Margarida Paredes emitiu a sua opinião, que achamos valiosa. Em 2002 Angola não tínha a integridade territorial e o mapa geoestratégico de 2001-2011 não favoreceria Angola como se pensa geralmente: com o ataque das Torres americanas, 2002 não era propício para UNITA, tal como alguns dirigentes explicam nas memórias e nos explicam as razões (Alcides Sakala). Em 2011 a Primavera árabe veio demolir os protótipos americanos criados em 2001-2010, de forma a sequenciar a Nova Ordem mundial: baixo preço do petróleo. Angola precisa de ser defendida pelos seus filhos, como o foi desde Ñzîng’a Nkuwu, Ñjîng’a Mbândi, Ekuikui, Mandume ya Ndemufayo… É um facto histórico que o MPLA tenha instituído o Estado Nacional que não existia entre 1975 até 2008 (aconselho ler a minha Tese que uma editora angolana ir publicar nos próximos tempo). É preciso salvaguardar isso, o que é tarefa de e para todos. Essa é a nossa opinião, e achamos que seja valiosa também.

Em resumo, somos “homem de ciência” e não nos interessa legitimar cientificamente José Eduardo dos Santos. Acho que ele próprio não precisa de nós nesse aspecto. Mas os angolanos em geral precisam conhecer a sua História, e não podem ter medo de debate.

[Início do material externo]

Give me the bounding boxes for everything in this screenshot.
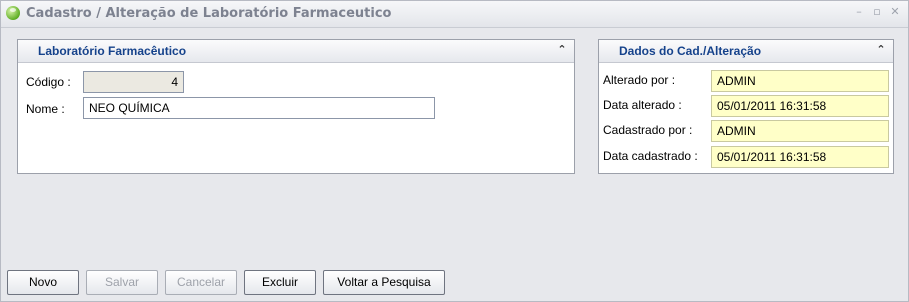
- cadastro-laboratorio-window: Cadastro / Alteração de Laboratório Farm…: [0, 0, 909, 302]
- window-title: Cadastro / Alteração de Laboratório Farm…: [26, 6, 392, 21]
- app-icon: [6, 6, 20, 20]
- collapse-icon[interactable]: ⌃: [874, 43, 888, 57]
- laboratorio-panel: Laboratório Farmacêutico ⌃ Código : 4 No…: [17, 39, 575, 174]
- close-icon[interactable]: ✕: [889, 6, 901, 18]
- audit-panel: Dados do Cad./Alteração ⌃ Alterado por :…: [598, 39, 894, 174]
- audit-panel-header: Dados do Cad./Alteração ⌃: [599, 40, 893, 63]
- salvar-button[interactable]: Salvar: [86, 270, 158, 295]
- nome-input[interactable]: NEO QUÍMICA: [83, 97, 435, 119]
- laboratorio-panel-header: Laboratório Farmacêutico ⌃: [18, 40, 574, 63]
- cancelar-button[interactable]: Cancelar: [165, 270, 237, 295]
- alterado-por-field: ADMIN: [711, 70, 889, 92]
- minimize-icon[interactable]: –: [853, 6, 865, 18]
- data-cadastrado-label: Data cadastrado :: [603, 149, 698, 163]
- data-alterado-label: Data alterado :: [603, 98, 682, 112]
- audit-panel-title: Dados do Cad./Alteração: [619, 44, 762, 58]
- collapse-icon[interactable]: ⌃: [555, 43, 569, 57]
- codigo-label: Código :: [26, 75, 71, 89]
- cadastrado-por-field: ADMIN: [711, 120, 889, 142]
- data-alterado-field: 05/01/2011 16:31:58: [711, 95, 889, 117]
- novo-button[interactable]: Novo: [7, 270, 79, 295]
- alterado-por-label: Alterado por :: [603, 73, 676, 87]
- maximize-icon[interactable]: ▫: [871, 6, 883, 18]
- laboratorio-panel-title: Laboratório Farmacêutico: [38, 44, 187, 58]
- title-bar[interactable]: Cadastro / Alteração de Laboratório Farm…: [1, 1, 908, 28]
- voltar-pesquisa-button[interactable]: Voltar a Pesquisa: [323, 270, 445, 295]
- excluir-button[interactable]: Excluir: [244, 270, 316, 295]
- codigo-field: 4: [83, 71, 184, 93]
- data-cadastrado-field: 05/01/2011 16:31:58: [711, 146, 889, 168]
- nome-label: Nome :: [26, 102, 65, 116]
- cadastrado-por-label: Cadastrado por :: [603, 123, 693, 137]
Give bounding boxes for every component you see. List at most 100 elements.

Nas nossas rotinas quotidianas (2002-2015) nos kandongueiros azul-branco, que é um “espaço social médio-base” percebemo-nos que o actual presidente não é impopular. A maioria das pessoas responsabilizam-no pela miséria, e curiosamente, achando que ele seja uma das pessoas indicadas para melhorar. Nos auto-carros e comboio, que é uma “espaço base” a pobreza é associada ao presidente da república. Curiosamente, mais de metade das pessoas acham que é responsabilidade do chefe de estado de resolver essa situação. Ora, o povo-base é influenciado facilmente, sobretudo pelos capitais sociais que ele tem, e pobreza como heranças. Interpretar a impopularidade de uma pessoa como José Eduardo dos Santos torna complicado com esses dados. De forma clara e evidente, existe uma classe média revoltada – cujos revús são apenas representativos – mas ao comparar com as nossas observações nos kandongueiros e maximbombo-comboio, pensamos que a tal impopularidade não parece o que o sr. Leston Bandeira apresenta, a não ser um discurso político ou politizado. De todas formas, a política não nos interessa ainda.